The few months before my surgery was spent on those items time never allowed working 10-12-14 hour days 6 days a week. Painting the house and windows, installing workable vents from laundry to exterior, repairing interior cracks in sheetrock. My home has been bounced around like a bouncing ball from a ‘massive construction’ project next door, but that is another story. And it is not pleasant at all.

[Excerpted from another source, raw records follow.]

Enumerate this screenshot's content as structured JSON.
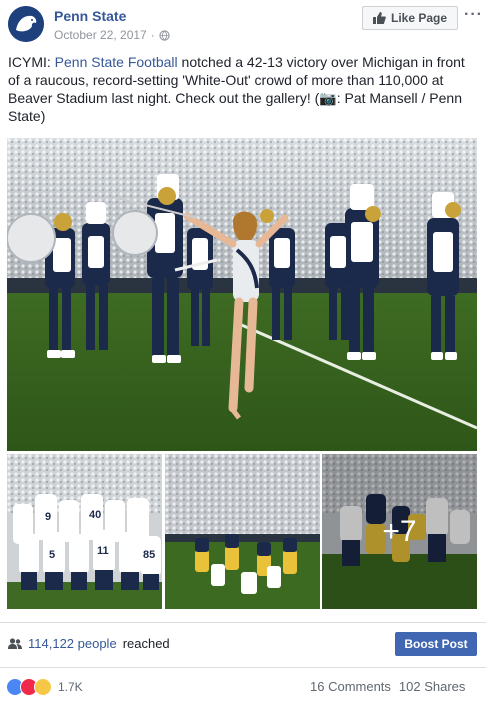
{
  "header": {
    "page_name": "Penn State",
    "date": "October 22, 2017",
    "date_separator": "·",
    "like_page_label": "Like Page",
    "more_label": "···"
  },
  "post": {
    "text_prefix": "ICYMI: ",
    "text_link": "Penn State Football",
    "text_body": " notched a 42-13 victory over Michigan in front of a raucous, record-setting 'White-Out' crowd of more than 110,000 at Beaver Stadium last night. Check out the gallery! (📷: Pat Mansell / Penn State)"
  },
  "gallery": {
    "more_count": "+7"
  },
  "insights": {
    "reach_count": "114,122 people",
    "reach_suffix": "reached",
    "boost_label": "Boost Post"
  },
  "engagement": {
    "reaction_count": "1.7K",
    "comments": "16 Comments",
    "shares": "102 Shares"
  },
  "colors": {
    "link": "#365899",
    "boost": "#4267b2",
    "brand_navy": "#1e407c"
  }
}
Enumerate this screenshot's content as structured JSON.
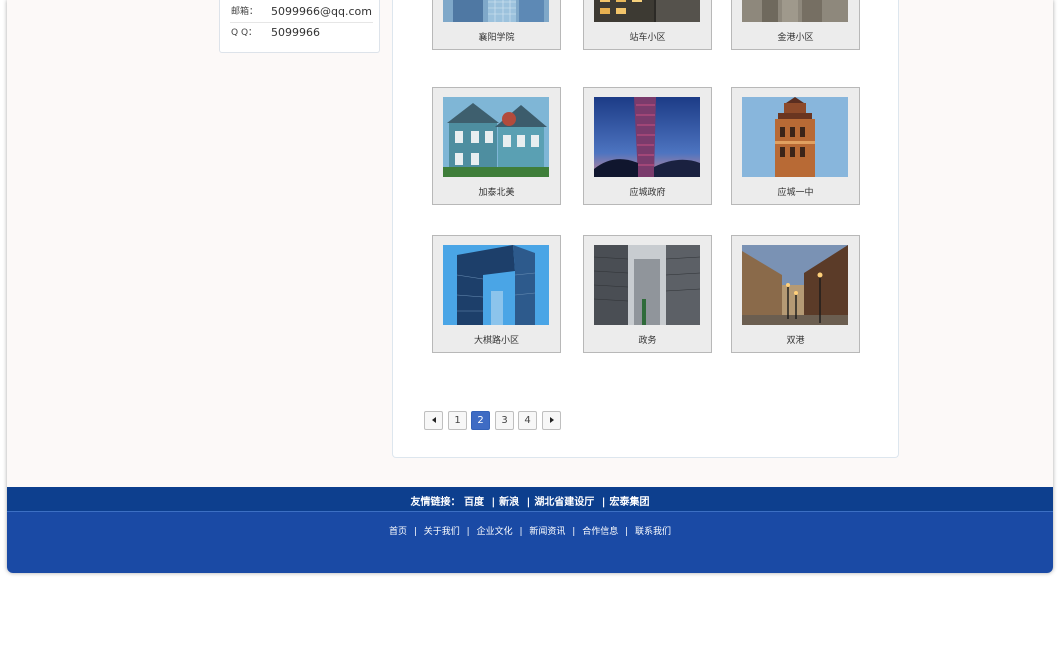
{
  "contact": {
    "email_label": "邮箱：",
    "email_value": "5099966@qq.com",
    "qq_label": "Q Q：",
    "qq_value": "5099966"
  },
  "gallery": {
    "items": [
      {
        "caption": "襄阳学院",
        "icon": "building-photo"
      },
      {
        "caption": "站车小区",
        "icon": "building-photo"
      },
      {
        "caption": "金港小区",
        "icon": "building-photo"
      },
      {
        "caption": "加泰北美",
        "icon": "house-photo"
      },
      {
        "caption": "应城政府",
        "icon": "tower-photo"
      },
      {
        "caption": "应城一中",
        "icon": "tower-photo"
      },
      {
        "caption": "大棋路小区",
        "icon": "building-photo"
      },
      {
        "caption": "政务",
        "icon": "building-photo"
      },
      {
        "caption": "双港",
        "icon": "street-photo"
      }
    ]
  },
  "pagination": {
    "prev": "previous-page",
    "pages": [
      "1",
      "2",
      "3",
      "4"
    ],
    "current": "2",
    "next": "next-page"
  },
  "footer": {
    "links_label": "友情链接：",
    "links": [
      "百度",
      "新浪",
      "湖北省建设厅",
      "宏泰集团"
    ],
    "separator": "|",
    "nav": [
      "首页",
      "关于我们",
      "企业文化",
      "新闻资讯",
      "合作信息",
      "联系我们"
    ]
  },
  "colors": {
    "footer_dark": "#0d3f8e",
    "footer_main": "#1a4aa5",
    "page_active": "#3f6cc4"
  }
}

Anyhow, from a year ago to this day the quote or saying…….” It was the best of times & It was the worst of times’ has never been more true nor real. While preparing physically for my surgery, like riding my bicycle every trip around town not driving. Me decided me need something for the long haul after surgery. I’d played guitar most of my life, despite my tin-ear. Work had so over taken my life the past 10-15 years I’d stopped playing and fairly well stopped listening to music. I purchased a nice guitar and told myself I learn to play again.
A few days out of the hospital and still drugged/medicated to a very high degree I picked up that guitar and found a chord or two, still looking for that ‘note’, but she, the guitar sure sounds sweet.
God Bless those who have helped me recover to where I am now and it is good. Until then, when my strength returns me days are up and me days are down.